На этот раз его никто не ищет.
Вздохнув, он открывает двери и подходит к постели, где цветочной грудой разложена мамина одежда.
Гоша уже не надеется найти что-либо. Он ощупывает платья и рубашки — механически, одну вещь за другой. Последним лежит белый летний пиджак с большими карманами — мама надевала его, когда они ездили в гости или когда ей предстоял какой-нибудь важный доклад. Гоша сует руку в карман и нащупывает что-то твердое, точнее — гибкое, достаточно большое, чтобы с трудом умещаться.
— Ух ты! — говорит он тихо.
Это — компьютерный диск. Плоский черный квадрат, со стороной сантиметров двенадцать. На уроках информатики Зиночка говорила, что на таком диске может уместиться целый роман.
Наверное, это и есть — весточка от мамы.
Гоша откладывает диск в сторону, еще раз берет белый пиджак, прижимает к лицу, замирает на краю кровати.

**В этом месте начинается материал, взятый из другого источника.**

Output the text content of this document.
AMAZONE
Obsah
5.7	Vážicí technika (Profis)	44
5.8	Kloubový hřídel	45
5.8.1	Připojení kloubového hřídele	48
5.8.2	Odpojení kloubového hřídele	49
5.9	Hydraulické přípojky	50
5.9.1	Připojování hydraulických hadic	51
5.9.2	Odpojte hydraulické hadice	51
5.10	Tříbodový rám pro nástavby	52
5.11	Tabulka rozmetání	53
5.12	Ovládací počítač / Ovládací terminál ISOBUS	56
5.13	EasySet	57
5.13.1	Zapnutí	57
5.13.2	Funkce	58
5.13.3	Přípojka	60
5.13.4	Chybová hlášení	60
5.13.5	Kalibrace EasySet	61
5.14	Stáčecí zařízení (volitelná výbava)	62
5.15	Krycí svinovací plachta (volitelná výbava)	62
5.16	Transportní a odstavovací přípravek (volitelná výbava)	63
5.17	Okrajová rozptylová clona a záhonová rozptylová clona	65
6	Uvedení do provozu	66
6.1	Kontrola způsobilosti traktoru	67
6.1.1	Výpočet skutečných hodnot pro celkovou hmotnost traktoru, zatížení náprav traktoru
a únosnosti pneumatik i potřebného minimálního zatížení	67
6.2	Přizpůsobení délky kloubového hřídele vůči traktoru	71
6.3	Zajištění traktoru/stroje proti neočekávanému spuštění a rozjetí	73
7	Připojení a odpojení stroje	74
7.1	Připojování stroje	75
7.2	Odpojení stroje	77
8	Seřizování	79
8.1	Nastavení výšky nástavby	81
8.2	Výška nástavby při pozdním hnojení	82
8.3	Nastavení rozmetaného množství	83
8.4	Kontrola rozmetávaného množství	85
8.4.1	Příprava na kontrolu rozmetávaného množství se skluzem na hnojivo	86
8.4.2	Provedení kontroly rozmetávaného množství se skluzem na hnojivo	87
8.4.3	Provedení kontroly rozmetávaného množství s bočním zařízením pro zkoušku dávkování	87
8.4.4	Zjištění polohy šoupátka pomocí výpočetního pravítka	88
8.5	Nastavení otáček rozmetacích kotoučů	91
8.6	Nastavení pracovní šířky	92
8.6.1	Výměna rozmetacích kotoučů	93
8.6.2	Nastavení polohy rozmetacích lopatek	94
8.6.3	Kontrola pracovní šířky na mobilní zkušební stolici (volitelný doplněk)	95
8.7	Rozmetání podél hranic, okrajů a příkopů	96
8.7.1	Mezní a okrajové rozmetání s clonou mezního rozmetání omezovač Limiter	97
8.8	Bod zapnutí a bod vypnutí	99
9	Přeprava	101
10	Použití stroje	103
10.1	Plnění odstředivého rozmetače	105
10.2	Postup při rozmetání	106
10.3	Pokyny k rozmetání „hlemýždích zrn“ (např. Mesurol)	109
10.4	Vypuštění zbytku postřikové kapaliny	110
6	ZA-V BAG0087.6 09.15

Да, Гоша не может обмануться, это в самом деле он — слабый-слабый, почти позабытый мамин запах.
Интермедия
Только кровь и грязь
Тетя Света, Светлана Васильевна, режет на кухне картошку, краем глаза смотрит в телевизор: маленький, черно-белый, старый. На экране — красивый мальчишка с трофейным шестизарядным «Смитом» отстреливается от мертвых серебряными пулями. Как фильм называется? Ах да, «Неуловимый».
Такие фильмы совсем не страшно смотреть. Там война совсем другая, нестрашная. Даже если герои в конце гибнут, даже если все плохо кончается.